I'm new to everything involving languages and I'm having trouble proving properties with quantifier elimination. In particular what's below.
Suppose we know the following:
$Lemma$ (L1): Let $N \leq M$ be a substructure. Then for every quantifier-free $L$- formula ($L$ the language in this context) $\phi$ there is: $\phi$ holds in $N$ $\iff$ $\phi$ holds in $M$
Theorem (to prove): Let $L$ be a language, $T$ an $L$-theory, $M$ a model of $T$ and $A$ a substructure of $M$. Assume the theory admits quantifier elimination.
- Show that for every $L_A$-sentence $\phi$ there is an $L_A$-sentence $\psi$ such that: $\phi$ holds in $M$ $\iff$ $\psi$ holds in $A$.
- Suppose $M_1$ and $M_2$ are models of $T$, and $A$ is a substructure of both models. Show that $M_1$ and $M_2$ satisfy the same $L_A$-sentences.
I've tried proving 1. as follows:
Suppose $\phi$ holds in $M$, then there is a qf equivalent $\psi$ that holds in $M$. Becuase of (L1) $\psi$ holds in $M$ $\iff$ $\psi$ holds in $A$. $\blacksquare$
I'm not sure wether this is entirely correct, I feel like I'm missing something.
For 2. I've done (so far):
Take $\psi$ that holds in $A$, then:
there is $\phi$ that holds in $M_1$ because of (1); there is $\chi$ that holds in $M_2$ because of(1). and because of (1) if we take every $L_A$-sentence that holds in $A$ we can find every $L_A$-sentence that holds in $M_1$ and also every $L_A$-sentence that holds in $M_2$. So there are as many $L_A$-sentences in both models. I don't know how to prove they are the same though...

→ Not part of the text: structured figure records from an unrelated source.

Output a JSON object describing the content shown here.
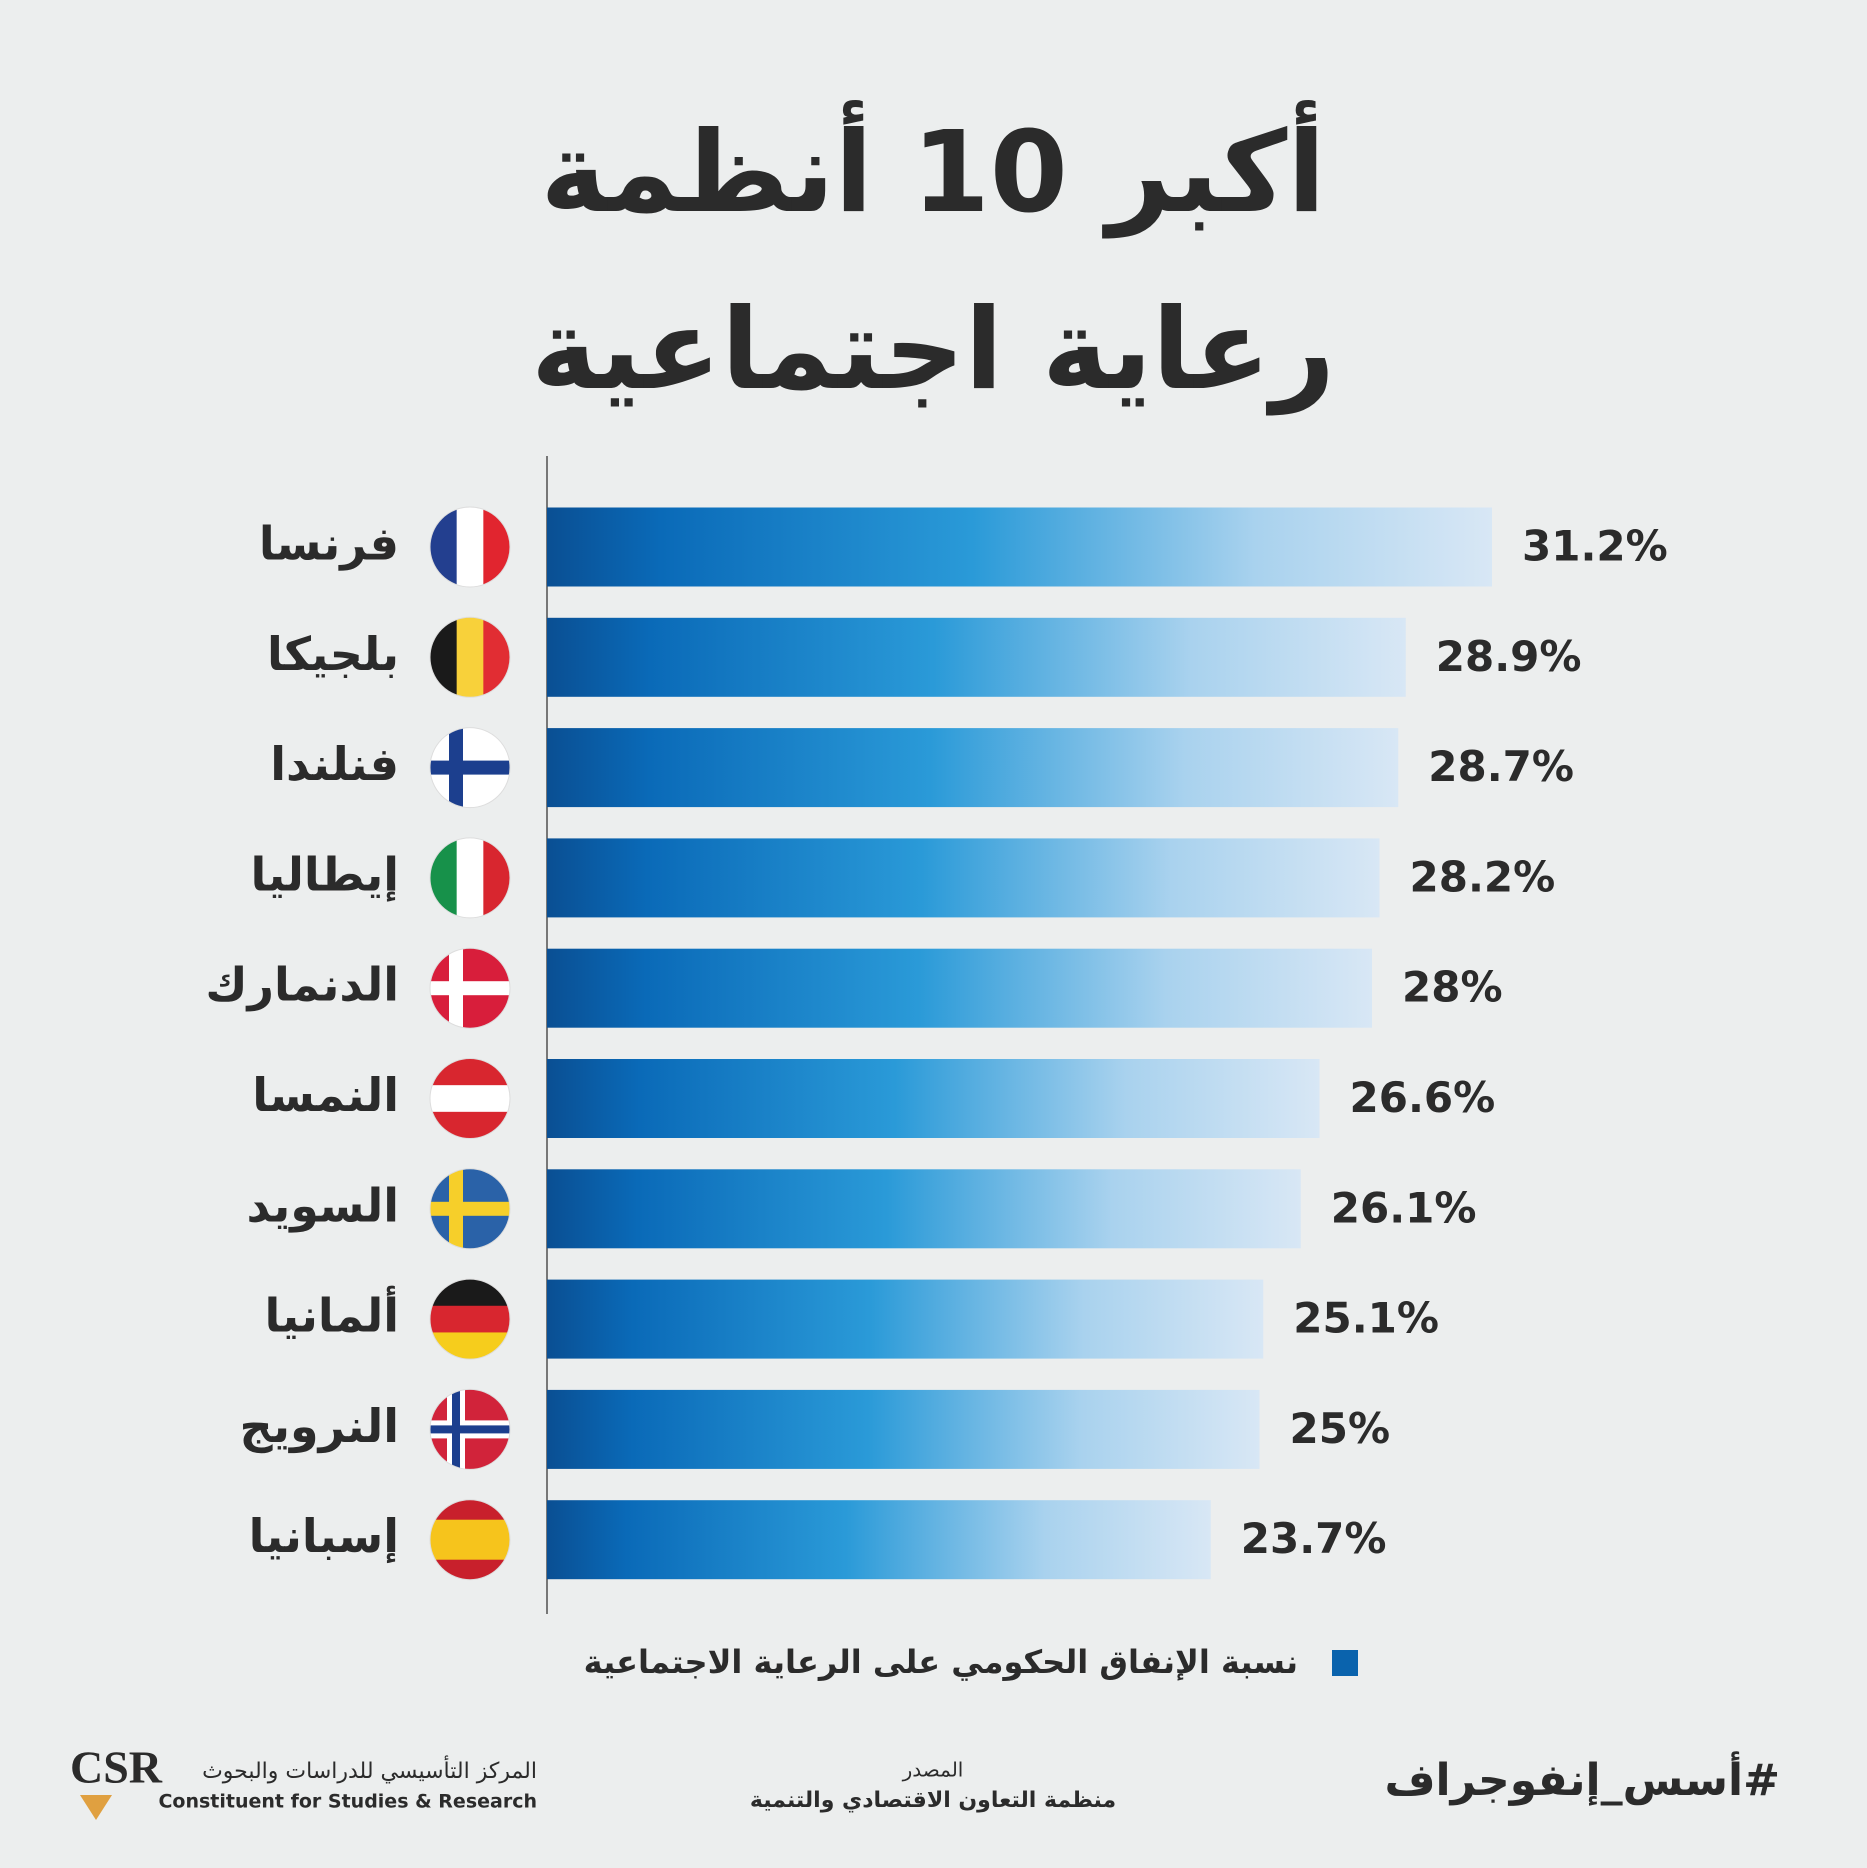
{
  "chart_data": {
    "type": "bar",
    "orientation": "horizontal",
    "title_lines": [
      "أكبر 10 أنظمة",
      "رعاية اجتماعية"
    ],
    "categories": [
      "فرنسا",
      "بلجيكا",
      "فنلندا",
      "إيطاليا",
      "الدنمارك",
      "النمسا",
      "السويد",
      "ألمانيا",
      "النرويج",
      "إسبانيا"
    ],
    "series": [
      {
        "name": "نسبة الإنفاق الحكومي على الرعاية الاجتماعية",
        "color": "#0a63ad",
        "values": [
          31.2,
          28.9,
          28.7,
          28.2,
          28,
          26.6,
          26.1,
          25.1,
          25,
          23.7
        ],
        "value_labels": [
          "31.2%",
          "28.9%",
          "28.7%",
          "28.2%",
          "28%",
          "26.6%",
          "26.1%",
          "25.1%",
          "25%",
          "23.7%"
        ]
      }
    ],
    "xlim": [
      6,
      40
    ],
    "source_label": "المصدر",
    "source": "منظمة التعاون الاقتصادي والتنمية",
    "hashtag": "#أسس_إنفوجراف",
    "logo": {
      "mark": "CSR",
      "name_ar": "المركز التأسيسي للدراسات والبحوث",
      "name_en": "Constituent for Studies & Research"
    }
  }
}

In general: I've never been the best at logics, so correct me if I do important things wrong and if I skip important steps because I 'assume' something is known.
Your answer to $(1)$ is essentially right (I would only suggest to pay more attention to the fact that the formula $\phi$ is in $L_A$ and not in $L$).
Your answer to $(2)$ need some reworking, in my opinion. You can proceed as follows: let $\phi$ be an $L_A$-formula that holds in $M_1$, then by $(1)$ there is an equivalent $\psi$ without quantifiers. Then you can use $L1$ to say that $\psi$ holds true in $M_2$, and since $M_2\models T$ you can conclude that $M_2\models \phi$. This proves that $M_1\models \phi$ implies $M_2\models\phi$. Then, in an entirely similar way, you can go the other way around: take a formula $\phi$ true in $M_2$ and show that it is true in $M_1$.